DDoS-Attacken durch Nachahmer des Armada Collective

Aug 312016, 2016

Nachfolger des Armada Collective drohen Finanzunternehmen in Deutschland mit großvolumigen DDoS-Attacken und der Verschlüsselung von Festplatten. Das geforderte Schutzgeld beträgt nur 1 Bitcoin. Im Unterschied zu anderen Trittbrettfahrern lassen die Täter ihren Worten auch Taten folgen und haben bereits ein Unternehmen mit einer Warnattacke von 90 Gbps angegriffen.

Die ersten Erpresser-Mails trafen in der Woche vom 22.-28.08.2016 bei den Finanzinstituten ein. Gegen Zahlung von 1 Bitcoin können sich die angeschriebenen Unternehmen vor DDoS-Attacken bis zu 300 Gbps und einer Verschlüsselung der Festplatten über den Trojaner Cerber schützen. Nach Einschätzung des LSOC ist es in Deutschland bislang noch nicht zu dieser kombinierten Drohung von DDoS-Attacken und Daten-Verschlüsselungen gekommen.

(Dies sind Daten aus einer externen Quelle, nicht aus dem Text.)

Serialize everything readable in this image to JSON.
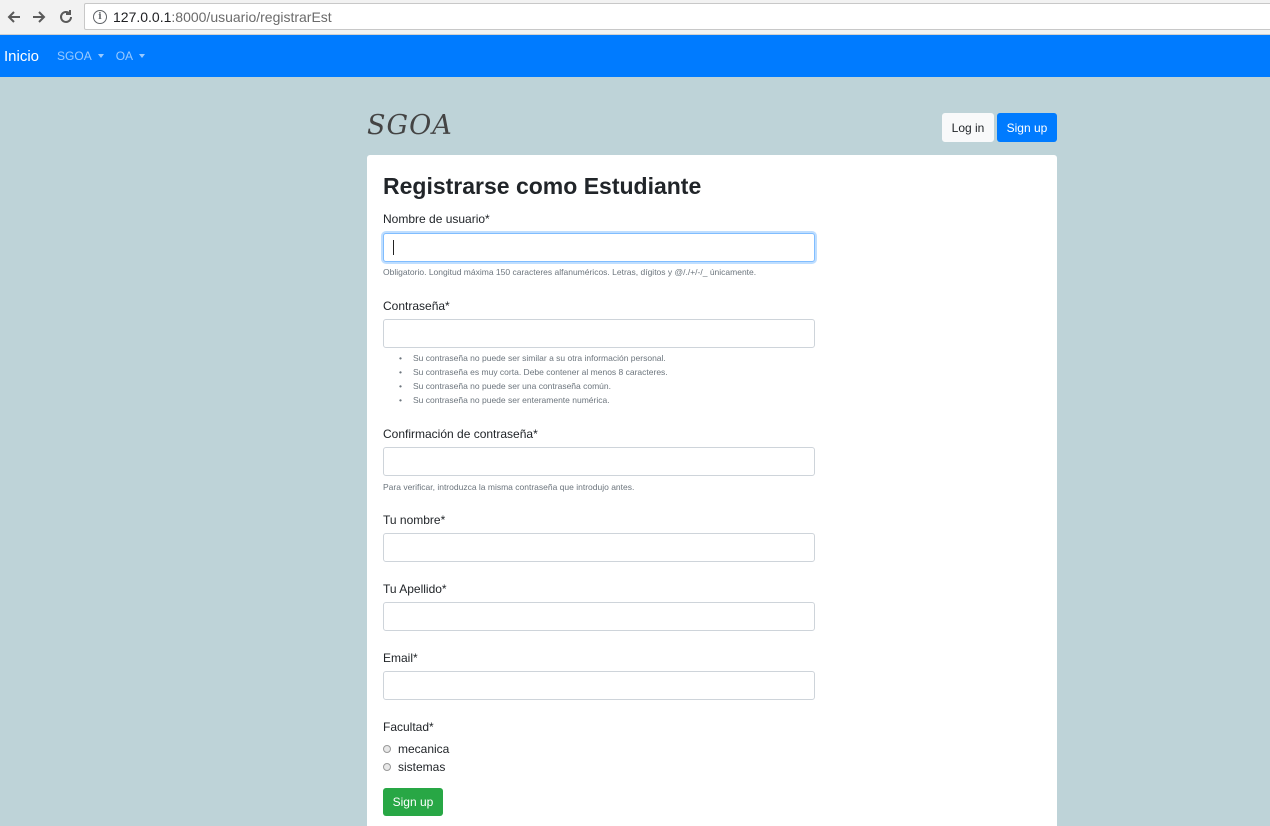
{
  "browser": {
    "url_host": "127.0.0.1",
    "url_path": ":8000/usuario/registrarEst"
  },
  "navbar": {
    "brand": "Inicio",
    "items": [
      {
        "label": "SGOA"
      },
      {
        "label": "OA"
      }
    ]
  },
  "header": {
    "logo": "SGOA",
    "login_label": "Log in",
    "signup_label": "Sign up"
  },
  "form": {
    "title": "Registrarse como Estudiante",
    "username": {
      "label": "Nombre de usuario*",
      "value": "",
      "help": "Obligatorio. Longitud máxima 150 caracteres alfanuméricos. Letras, dígitos y @/./+/-/_ únicamente."
    },
    "password": {
      "label": "Contraseña*",
      "value": "",
      "help": [
        "Su contraseña no puede ser similar a su otra información personal.",
        "Su contraseña es muy corta. Debe contener al menos 8 caracteres.",
        "Su contraseña no puede ser una contraseña común.",
        "Su contraseña no puede ser enteramente numérica."
      ]
    },
    "password_confirm": {
      "label": "Confirmación de contraseña*",
      "value": "",
      "help": "Para verificar, introduzca la misma contraseña que introdujo antes."
    },
    "first_name": {
      "label": "Tu nombre*",
      "value": ""
    },
    "last_name": {
      "label": "Tu Apellido*",
      "value": ""
    },
    "email": {
      "label": "Email*",
      "value": ""
    },
    "faculty": {
      "label": "Facultad*",
      "options": [
        "mecanica",
        "sistemas"
      ]
    },
    "submit_label": "Sign up"
  },
  "colors": {
    "navbar": "#007bff",
    "background": "#bed3d8",
    "submit": "#28a745"
  }
}
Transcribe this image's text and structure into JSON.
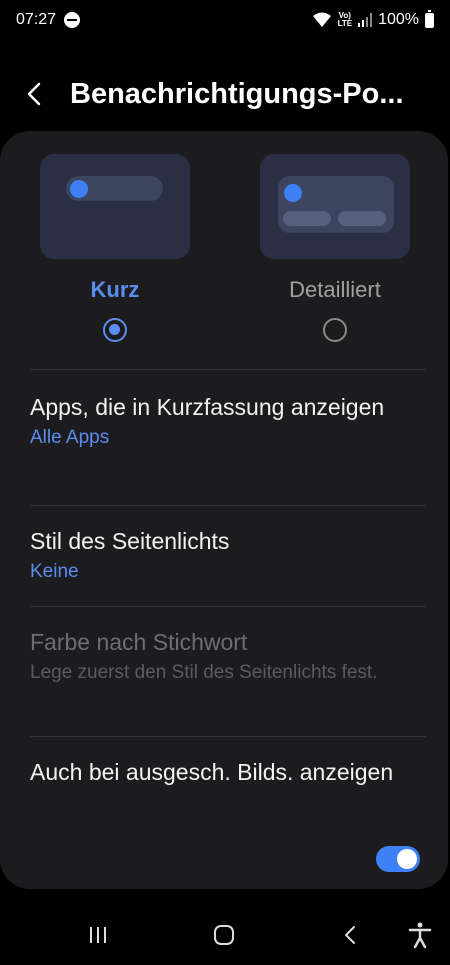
{
  "status_bar": {
    "time": "07:27",
    "volte": "Vo)",
    "lte": "LTE",
    "battery": "100%"
  },
  "header": {
    "title": "Benachrichtigungs-Po..."
  },
  "style_options": {
    "brief_label": "Kurz",
    "detailed_label": "Detailliert",
    "selected": "brief"
  },
  "rows": {
    "apps_title": "Apps, die in Kurzfassung anzeigen",
    "apps_value": "Alle Apps",
    "edge_title": "Stil des Seitenlichts",
    "edge_value": "Keine",
    "keyword_title": "Farbe nach Stichwort",
    "keyword_sub": "Lege zuerst den Stil des Seitenlichts fest.",
    "screen_off_title": "Auch bei ausgesch. Bilds. anzeigen",
    "screen_off_enabled": true
  },
  "colors": {
    "accent": "#3e80f5",
    "link": "#5a8df2",
    "card": "#1c1c1e"
  }
}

Im Unterschied zu den originalen Armada Collective weisen die aktuellen Täter den Opfern keine unternehmensspezifische Bitcoin-Adresse zu, sondern verwenden eine Adresse für viele angeschriebene Finanzinstitute. Auf dem Konto hat das LSOC mit Datum vom 26.08. einen Zahlungseingang von 1 Bitcoin festgestellt. Der Betrag wurde innerhalb weniger Minuten weitertransferiert.

Hier der Auszug aus dem Erpresserschreiben, dass bei allen Opfern identisch ist:

We, HACKER TEAM - Armada Collective
1 - We checked your security system. The system works is very bad
2 - On Friday 26_08_2016_8:00p.m. GMT !!! We begin to attack your network servers and computers
3 - We will produce a powerful DDoS attack - up to 300 Gbps
4 - Your servers will be hacking the database is damaged
5 - All data will be encrypted on computers Cerber - Crypto-Ransomware
4 - You can stop the attack beginning, if payment 1 bitcoin to bitcoin ADDRESS: xxxxxxxxxxxxxxxxxxxxxxxxxxxxxxxxxx
5 - Do you have time to pay. If you do not pay before the attack 1 bitcoin the price will increase to 20 bitcoins
6 - After payment we will advice how to fix bugs in your system
Transfer 1 bitcoin to bitcoin ADDRESS: xxxxxxxxxxxxxxxxxxxxxxxxxxxxxxxxxx and you'll be out of danger.

Zahlreiche DDoS-Erpresserbanden unter dem Namen Armada Collective

Das LSOC hat im 1. Halbjahr 2016 zahlreiche neue Nachahmer und Trittbrettfahrer bei DDoS-Erpressungen in Deutschland beobachtet. Die Nachahmungstäter sehen, dass Erpresserbanden wie DD4BC und die originalen Armada Collective scheinbar erfolgreich waren. Sie kopieren daher das Geschäftsmodell. Manchmal geben sie sich auch für ihre kriminellen Vorbilder aus. Erst im März traten DDoS-Erpresser als Armada Collective auf und attackierten deutsche sowie Schweizer Finanzinstitute und Online-Shops. Im Dezember 2015 standen Betreiber von Rechenzentren in Deutschland im Fokus von DDoS-Erpressern unter dem Namen Armada Collective.